Die Ergebnisse sind eindeutig: Im Deutschen und Französischen wurden die zweiten Sätze signifikant häufig positiv bewertet, wenn Männer explizit benannt wurden, unabhängig davon, ob von Technikern, Coiffeuren oder Zuschauern die Rede war. Im Englischen dagegen entsprach der Anteil der positiven Bewertungen den Stereotypen: bei männlich konnotierten Begriffen wurden Fortsetzungen mit Männern besser bewertet; bei weiblich konnotierten Fortsetzungen mit Frauen; bei geschlechtsneutralen gab es keinen Unterschied. Auch die Entscheidungszeiten untermauern diese Beobachtungen, wenn auch weniger statistisch eindeutig – wenn Männer benannt wurden, ging es im Deutschen und Französischen schneller, im Englischen gab es keine Unterschiede.

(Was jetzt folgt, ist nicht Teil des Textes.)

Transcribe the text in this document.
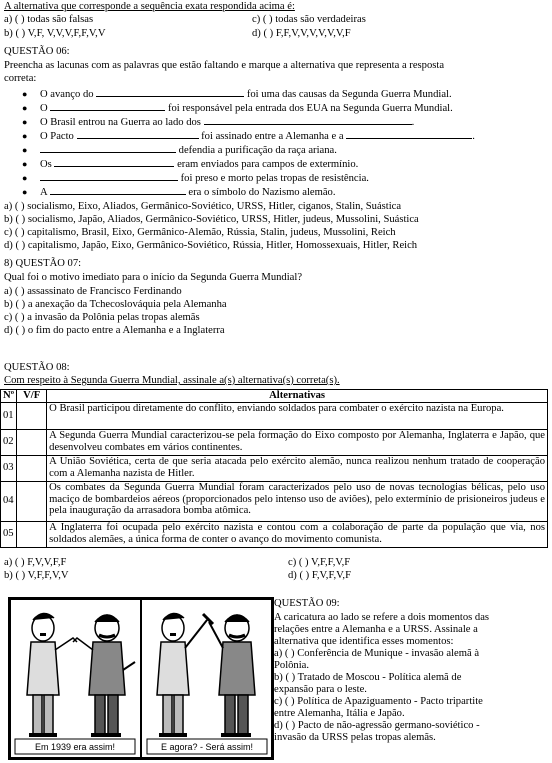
A alternativa que corresponde a sequência exata respondida acima é:
a) ( ) todas são falsas	c) ( ) todas são verdadeiras
b) ( ) V,F, V,V,V,F,F,V,V	d) ( ) F,F,V,V,V,V,V,V,F
QUESTÃO 06:
Preencha as lacunas com as palavras que estão faltando e marque a alternativa que representa a resposta
correta:
● O avanço do	foi uma das causas da Segunda Guerra Mundial.
● O	foi responsável pela entrada dos EUA na Segunda Guerra Mundial.
● O Brasil entrou na Guerra ao lado dos	.
● O Pacto	foi assinado entre a Alemanha e a	.
●	defendia a purificação da raça ariana.
● Os	eram enviados para campos de extermínio.
●	foi preso e morto pelas tropas de resistência.
● A	era o símbolo do Nazismo alemão.
a) ( ) socialismo, Eixo, Aliados, Germânico-Soviético, URSS, Hitler, ciganos, Stalin, Suástica
b) ( ) socialismo, Japão, Aliados, Germânico-Soviético, URSS, Hitler, judeus, Mussolini, Suástica
c) ( ) capitalismo, Brasil, Eixo, Germânico-Alemão, Rússia, Stalin, judeus, Mussolini, Reich
d) ( ) capitalismo, Japão, Eixo, Germânico-Soviético, Rússia, Hitler, Homossexuais, Hitler, Reich
8) QUESTÃO 07:
Qual foi o motivo imediato para o início da Segunda Guerra Mundial?
a) ( ) assassinato de Francisco Ferdinando
b) ( ) a anexação da Tchecoslováquia pela Alemanha
c) ( ) a invasão da Polônia pelas tropas alemãs
d) ( ) o fim do pacto entre a Alemanha e a Inglaterra
QUESTÃO 08:
Com respeito à Segunda Guerra Mundial, assinale a(s) alternativa(s) correta(s).
Nº	V/F	Alternativas
01		O Brasil participou diretamente do conflito, enviando soldados para combater o exército nazista na Europa.
02		A Segunda Guerra Mundial caracterizou-se pela formação do Eixo composto por Alemanha, Inglaterra e Japão, que desenvolveu combates em vários continentes.
03		A União Soviética, certa de que seria atacada pelo exército alemão, nunca realizou nenhum tratado de cooperação com a Alemanha nazista de Hitler.
04		Os combates da Segunda Guerra Mundial foram caracterizados pelo uso de novas tecnologias bélicas, pelo uso maciço de bombardeios aéreos (proporcionados pelo intenso uso de aviões), pelo extermínio de prisioneiros judeus e pela inauguração da arrasadora bomba atômica.
05		A Inglaterra foi ocupada pelo exército nazista e contou com a colaboração de parte da população que via, nos soldados alemães, a única forma de conter o avanço do movimento comunista.
a) ( ) F,V,V,F,F	c) ( ) V,F,F,V,F
b) ( ) V,F,F,V,V	d) ( ) F,V,F,V,F
Em 1939 era assim!	E agora? - Será assim!
QUESTÃO 09:
A caricatura ao lado se refere a dois momentos das
relações entre a Alemanha e a URSS. Assinale a
alternativa que identifica esses momentos:
a) ( ) Conferência de Munique - invasão alemã à
Polônia.
b) ( ) Tratado de Moscou - Política alemã de
expansão para o leste.
c) ( ) Política de Apaziguamento - Pacto tripartite
entre Alemanha, Itália e Japão.
d) ( ) Pacto de não-agressão germano-soviético -
invasão da URSS pelas tropas alemãs.
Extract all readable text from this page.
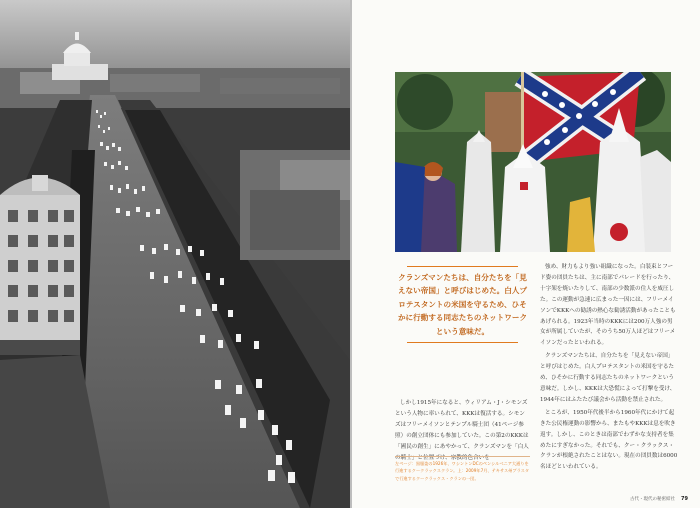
クランズマンたちは、自分たちを「見えない帝国」と呼びはじめた。白人プロテスタントの米国を守るため、ひそかに行動する同志たちのネットワークという意味だ。

しかし1915年になると、ウィリアム・J・シモンズという人物に率いられて、KKKは復活する。シモンズはフリーメイソンとテンプル騎士団（41ページ参照）の創立団体にも参加していた。この第2のKKKは「國民の創生」にあやかって、クランズマンを「白人の騎士」と位置づけ、宗教的色合いを

左ページ：黒服姿の1926年、ワシントンDCのペンシルベニア大通りを行進するクークラックスクラン。上：2009年7月、テキサス州ブラスタで行進するクークラックス・クランの一団。

強め、財力もより強い組織になった。白装束とフード姿の団員たちは、主に南部でパレードを行ったり、十字架を焼いたりして、南部の少数派の住人を威圧した。この運動が急速に広まった一因には、フリーメイソンでKKKへの勧誘の熱心な勧誘活動があったこともあげられる。1923年当時のKKKには200万人強の男女が所属していたが、そのうち50万人ほどはフリーメイソンだったといわれる。

クランズマンたちは、自分たちを「見えない帝国」と呼びはじめた。白人プロテスタントの米国を守るため、ひそかに行動する同志たちのネットワークという意味だ。しかし、KKKは大恐慌によって打撃を受け、1944年にはふたたび議会から活動を禁止された。

ところが、1950年代後半から1960年代にかけて起きた公民権運動の影響から、またもやKKKは息を吹き返す。しかし、このときは南部でわずかな支持者を集めたにすぎなかった。それでも、クー・クラックス・クランが根絶されたことはない。現在の団員数は6000名ほどといわれている。

古代・現代の秘密結社 79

Die Forscher*innen schließen hieraus, dass das generische Maskulinum die Interpretation hin zu einer Überrepräsentation der Männer beeinflusst, selbst wenn die sozialen Verhältnisse dies eigentlich nicht nahelegen. Dass Stereotypeninformationen auch mit einbezogen werden, kann nicht ausgeschlossen werden – und in Abwesenheit klarer Genusmarker sind sie es, die den Ton angeben – aber weil fast alle unsere generischen Personenbezeichnungen im Maskulinum sind, denken wir auch zuerst an Männer. Die Studie liefert damit empirische Evidenz für die Positionen der feministischen Linguistik. Ein wenig geschwächt wird ihre Aussagekraft allerdings durch die fehlenden Angaben zum Geschlecht der Teilnehmer*innen. Eine Unausgewogenheit in der ohnehin recht kleinen (aber Psycholinguistik-typischen) Stichprobe könnte die Ergebnisse beeinflusst haben, da in der Zeit der Datenerhebung (2008) bei weiblichen Studierenden eher von einer Sensibilisierung für inklusive Sprache auszugehen ist. Waren sie überrepräsentiert, könnte es sein, dass sie weniger geneigt waren, Maskulina generisch zu interpretieren.3 Interessant wäre auch gewesen, den Einfluss der wenigen generischen Feminina zu untersuchen (z.B. „Geisel“, „Nachtwache“, „Koryphäe“ oder „Waise“) als Prüfstein für die interpretatorische Vormacht des grammatischen Genus. Aber ein solches Unterfangen ist vermutlich kaum im Sprachvergleich zu realisieren. 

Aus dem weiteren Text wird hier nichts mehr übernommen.